= ZGPAX s5 =

The ZGPAX S5 is a smartwatch from China. It is part of a set of products (including Omate TrueSmart) that use a similar chipset. The products in this set also have roughly the same specs but differ in names, case designs and camera placements.

==Specifications==

For a time, they were considerably higher-spec than competing products from larger, well-known manufacturers in that they run a fully featured version of Android 4.0.3 and can run apps without the assistance of another connected smartphone or tablet. They use a dual-core ARMv7 processor manufactured by MediaTek, with each core running up to 1 GHz as needed.
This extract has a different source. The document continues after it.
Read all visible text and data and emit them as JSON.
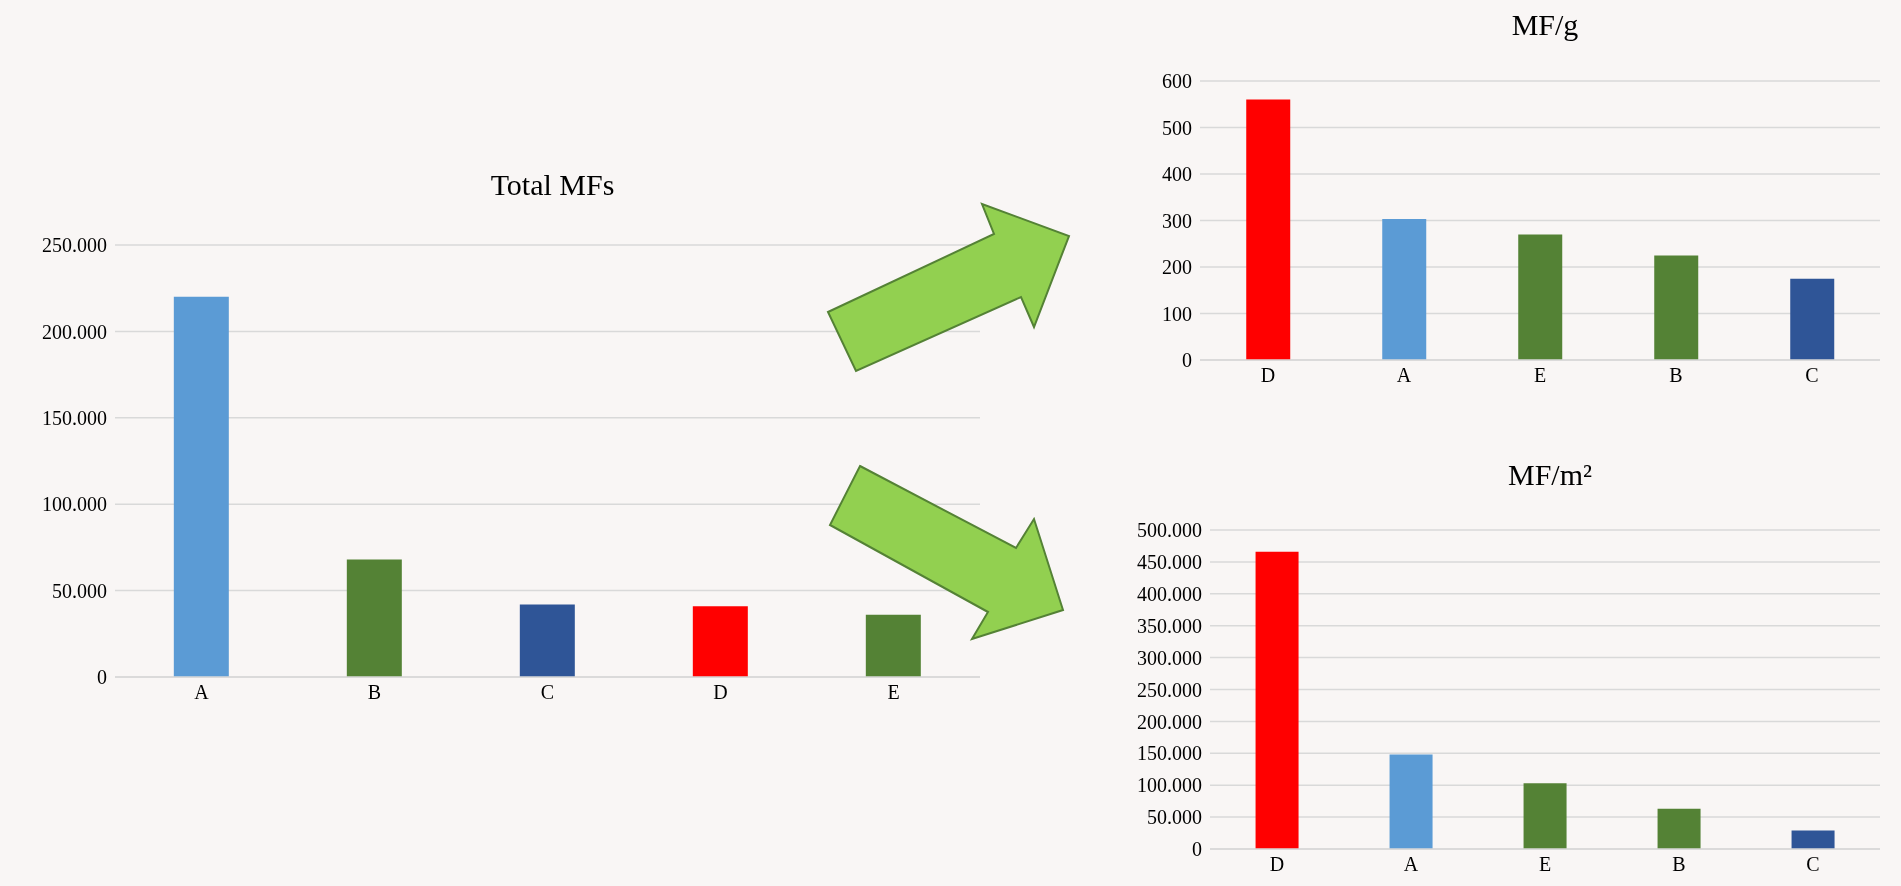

Additionally, a SIM slot for voice and data cellular connectivity is included, along with Bluetooth, Wi-Fi, GPS and FM radios, effectively replicating functionality and performance of a typical smartphone.
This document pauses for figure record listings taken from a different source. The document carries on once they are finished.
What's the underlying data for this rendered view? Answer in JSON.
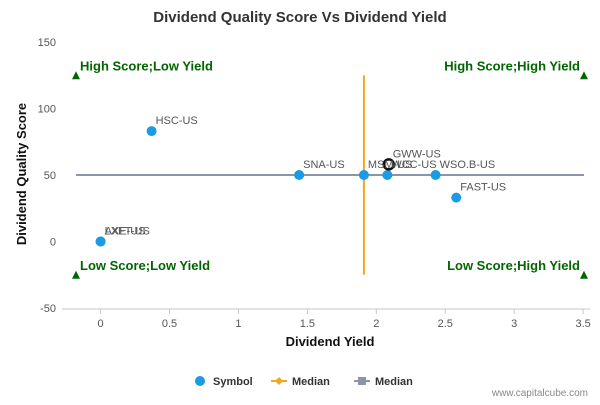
{
  "chart_data": {
    "type": "scatter",
    "title": "Dividend Quality Score Vs Dividend Yield",
    "xlabel": "Dividend Yield",
    "ylabel": "Dividend Quality Score",
    "xlim": [
      -0.28,
      3.55
    ],
    "ylim": [
      -50,
      150
    ],
    "x_ticks": [
      "0",
      "0.5",
      "1",
      "1.5",
      "2",
      "2.5",
      "3",
      "3.5"
    ],
    "y_ticks": [
      "-50",
      "0",
      "50",
      "100",
      "150"
    ],
    "grid": false,
    "points": [
      {
        "label": "HSC-US",
        "x": 0.37,
        "y": 83
      },
      {
        "label": "LXFT-US",
        "x": 0.0,
        "y": 0
      },
      {
        "label": "AXE-US",
        "x": 0.0,
        "y": 0
      },
      {
        "label": "SNA-US",
        "x": 1.44,
        "y": 50
      },
      {
        "label": "MSM-US",
        "x": 1.91,
        "y": 50
      },
      {
        "label": "WCC-US",
        "x": 2.08,
        "y": 50
      },
      {
        "label": "WSO.B-US",
        "x": 2.43,
        "y": 50
      },
      {
        "label": "GWW-US",
        "x": 2.09,
        "y": 58,
        "highlight": true
      },
      {
        "label": "FAST-US",
        "x": 2.58,
        "y": 33
      }
    ],
    "median_x": 1.91,
    "median_y": 50,
    "median_x_range": [
      -25,
      125
    ],
    "quadrants": {
      "top_left": "High Score;Low Yield",
      "top_right": "High Score;High Yield",
      "bottom_left": "Low Score;Low Yield",
      "bottom_right": "Low Score;High Yield"
    },
    "legend": {
      "placement": "bottom-center",
      "items": [
        {
          "name": "Symbol",
          "marker": "circle",
          "color": "#1a9be6"
        },
        {
          "name": "Median",
          "marker": "diamond-line",
          "color": "#f5a623"
        },
        {
          "name": "Median",
          "marker": "square-line",
          "color": "#8c94a8"
        }
      ]
    },
    "colors": {
      "points": "#1a9be6",
      "median_x_line": "#f5a623",
      "median_y_line": "#8c94a8",
      "quadrant_text": "#006600",
      "highlight_ring": "#111111"
    }
  },
  "credit": "www.capitalcube.com"
}
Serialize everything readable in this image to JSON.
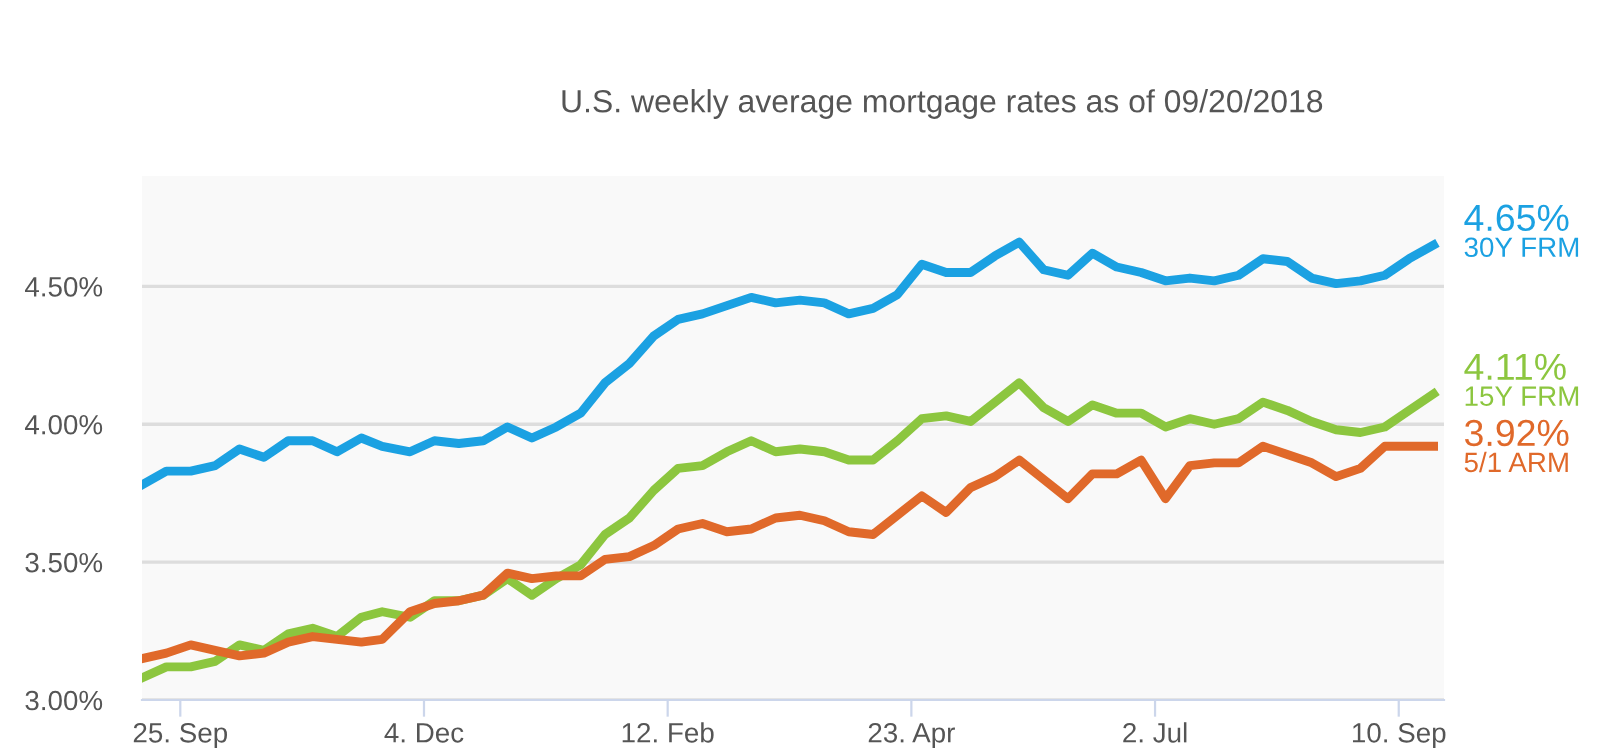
{
  "chart_data": {
    "type": "line",
    "subtitle": "U.S. weekly average mortgage rates as of 09/20/2018",
    "x": [
      "2017-09-14",
      "2017-09-21",
      "2017-09-28",
      "2017-10-05",
      "2017-10-12",
      "2017-10-19",
      "2017-10-26",
      "2017-11-02",
      "2017-11-09",
      "2017-11-16",
      "2017-11-22",
      "2017-11-30",
      "2017-12-07",
      "2017-12-14",
      "2017-12-21",
      "2017-12-28",
      "2018-01-04",
      "2018-01-11",
      "2018-01-18",
      "2018-01-25",
      "2018-02-01",
      "2018-02-08",
      "2018-02-15",
      "2018-02-22",
      "2018-03-01",
      "2018-03-08",
      "2018-03-15",
      "2018-03-22",
      "2018-03-29",
      "2018-04-05",
      "2018-04-12",
      "2018-04-19",
      "2018-04-26",
      "2018-05-03",
      "2018-05-10",
      "2018-05-17",
      "2018-05-24",
      "2018-05-31",
      "2018-06-07",
      "2018-06-14",
      "2018-06-21",
      "2018-06-28",
      "2018-07-05",
      "2018-07-12",
      "2018-07-19",
      "2018-07-26",
      "2018-08-02",
      "2018-08-09",
      "2018-08-16",
      "2018-08-23",
      "2018-08-30",
      "2018-09-06",
      "2018-09-13",
      "2018-09-20"
    ],
    "series": [
      {
        "name": "30Y FRM",
        "color": "#1ba1e2",
        "values": [
          3.78,
          3.83,
          3.83,
          3.85,
          3.91,
          3.88,
          3.94,
          3.94,
          3.9,
          3.95,
          3.92,
          3.9,
          3.94,
          3.93,
          3.94,
          3.99,
          3.95,
          3.99,
          4.04,
          4.15,
          4.22,
          4.32,
          4.38,
          4.4,
          4.43,
          4.46,
          4.44,
          4.45,
          4.44,
          4.4,
          4.42,
          4.47,
          4.58,
          4.55,
          4.55,
          4.61,
          4.66,
          4.56,
          4.54,
          4.62,
          4.57,
          4.55,
          4.52,
          4.53,
          4.52,
          4.54,
          4.6,
          4.59,
          4.53,
          4.51,
          4.52,
          4.54,
          4.6,
          4.65
        ],
        "value_labels": [
          null,
          null,
          null,
          null,
          null,
          null,
          null,
          null,
          null,
          null,
          null,
          null,
          null,
          null,
          null,
          null,
          null,
          null,
          null,
          null,
          null,
          null,
          null,
          null,
          null,
          null,
          null,
          null,
          null,
          null,
          null,
          null,
          null,
          null,
          null,
          null,
          null,
          null,
          null,
          null,
          null,
          null,
          null,
          null,
          null,
          null,
          null,
          null,
          null,
          null,
          null,
          null,
          null,
          "4.65%"
        ]
      },
      {
        "name": "15Y FRM",
        "color": "#8cc63f",
        "values": [
          3.08,
          3.12,
          3.12,
          3.14,
          3.2,
          3.18,
          3.24,
          3.26,
          3.23,
          3.3,
          3.32,
          3.3,
          3.36,
          3.36,
          3.38,
          3.44,
          3.38,
          3.44,
          3.49,
          3.6,
          3.66,
          3.76,
          3.84,
          3.85,
          3.9,
          3.94,
          3.9,
          3.91,
          3.9,
          3.87,
          3.87,
          3.94,
          4.02,
          4.03,
          4.01,
          4.08,
          4.15,
          4.06,
          4.01,
          4.07,
          4.04,
          4.04,
          3.99,
          4.02,
          4.0,
          4.02,
          4.08,
          4.05,
          4.01,
          3.98,
          3.97,
          3.99,
          4.05,
          4.11
        ],
        "value_labels": [
          null,
          null,
          null,
          null,
          null,
          null,
          null,
          null,
          null,
          null,
          null,
          null,
          null,
          null,
          null,
          null,
          null,
          null,
          null,
          null,
          null,
          null,
          null,
          null,
          null,
          null,
          null,
          null,
          null,
          null,
          null,
          null,
          null,
          null,
          null,
          null,
          null,
          null,
          null,
          null,
          null,
          null,
          null,
          null,
          null,
          null,
          null,
          null,
          null,
          null,
          null,
          null,
          null,
          "4.11%"
        ]
      },
      {
        "name": "5/1 ARM",
        "color": "#e0692a",
        "values": [
          3.15,
          3.17,
          3.2,
          3.18,
          3.16,
          3.17,
          3.21,
          3.23,
          3.22,
          3.21,
          3.22,
          3.32,
          3.35,
          3.36,
          3.38,
          3.46,
          3.44,
          3.45,
          3.45,
          3.51,
          3.52,
          3.56,
          3.62,
          3.64,
          3.61,
          3.62,
          3.66,
          3.67,
          3.65,
          3.61,
          3.6,
          3.67,
          3.74,
          3.68,
          3.77,
          3.81,
          3.87,
          3.8,
          3.73,
          3.82,
          3.82,
          3.87,
          3.73,
          3.85,
          3.86,
          3.86,
          3.92,
          3.89,
          3.86,
          3.81,
          3.84,
          3.92,
          3.92,
          3.92
        ],
        "value_labels": [
          null,
          null,
          null,
          null,
          null,
          null,
          null,
          null,
          null,
          null,
          null,
          null,
          null,
          null,
          null,
          null,
          null,
          null,
          null,
          null,
          null,
          null,
          null,
          null,
          null,
          null,
          null,
          null,
          null,
          null,
          null,
          null,
          null,
          null,
          null,
          null,
          null,
          null,
          null,
          null,
          null,
          null,
          null,
          null,
          null,
          null,
          null,
          null,
          null,
          null,
          null,
          null,
          null,
          "3.92%"
        ]
      }
    ],
    "xlim": [
      "2017-09-14",
      "2018-09-23"
    ],
    "xticks": [
      {
        "value": "2017-09-25",
        "label": "25. Sep"
      },
      {
        "value": "2017-12-04",
        "label": "4. Dec"
      },
      {
        "value": "2018-02-12",
        "label": "12. Feb"
      },
      {
        "value": "2018-04-23",
        "label": "23. Apr"
      },
      {
        "value": "2018-07-02",
        "label": "2. Jul"
      },
      {
        "value": "2018-09-10",
        "label": "10. Sep"
      }
    ],
    "ylim": [
      3.0,
      4.9
    ],
    "yticks": [
      {
        "value": 3.0,
        "label": "3.00%"
      },
      {
        "value": 3.5,
        "label": "3.50%"
      },
      {
        "value": 4.0,
        "label": "4.00%"
      },
      {
        "value": 4.5,
        "label": "4.50%"
      }
    ],
    "grid": "y",
    "legend": false,
    "marker": "none",
    "line_style": "solid"
  }
}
Another unique feature of ZGPAX S5 is a microSD slot which specs claim to support up to 32 GB of memory; however, it appears to recognize and operate with a 64 GB microSD. Along with its built-in memory, that amounts to very roughly 72 GB of data carried on a wrist.
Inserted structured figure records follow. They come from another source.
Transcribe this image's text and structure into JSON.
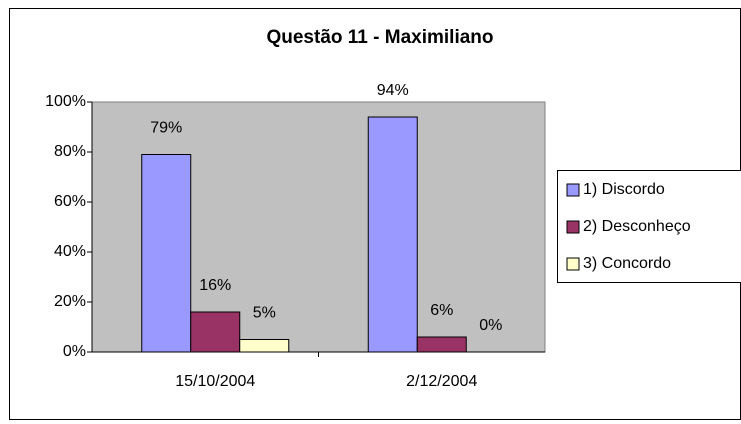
{
  "chart_data": {
    "type": "bar",
    "title": "Questão 11 - Maximiliano",
    "categories": [
      "15/10/2004",
      "2/12/2004"
    ],
    "series": [
      {
        "name": "1) Discordo",
        "color": "#9999ff",
        "values": [
          79,
          94
        ],
        "value_labels": [
          "79%",
          "94%"
        ]
      },
      {
        "name": "2) Desconheço",
        "color": "#993366",
        "values": [
          16,
          6
        ],
        "value_labels": [
          "16%",
          "6%"
        ]
      },
      {
        "name": "3) Concordo",
        "color": "#ffffcc",
        "values": [
          5,
          0
        ],
        "value_labels": [
          "5%",
          "0%"
        ]
      }
    ],
    "ylim": [
      0,
      100
    ],
    "yticks": [
      {
        "value": 0,
        "label": "0%"
      },
      {
        "value": 20,
        "label": "20%"
      },
      {
        "value": 40,
        "label": "40%"
      },
      {
        "value": 60,
        "label": "60%"
      },
      {
        "value": 80,
        "label": "80%"
      },
      {
        "value": 100,
        "label": "100%"
      }
    ],
    "legend": "right",
    "plot_background": "#c0c0c0"
  }
}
There is a built in camera capable of adequate 720p recording, and a built in microphone and speaker which achieves decent enough fidelity and volume to function quite well with Siri-like software on Android.

==Technical issues==

ZGPAX S5, like other smartwatches, suffer from a very short battery life. However, it (and many of its derivatives) use an easily swappable battery pack which helps considerably. Typical use life is about one day for maybe less than an hour of overall use, about 2–3 days if on standby. As it uses an unusually high-performance CPU for a watch, certain applications will drain the battery much quicker. Batteries charge roughly within an hour. There is also a known issue where the ZGPAX S5 will lose connection with the Network Operator at random, this is likely the cause of poor manufacturing of the ZGPAX S5's radio. Additionally, at random, phone calls to the watch may result in the watch restarting.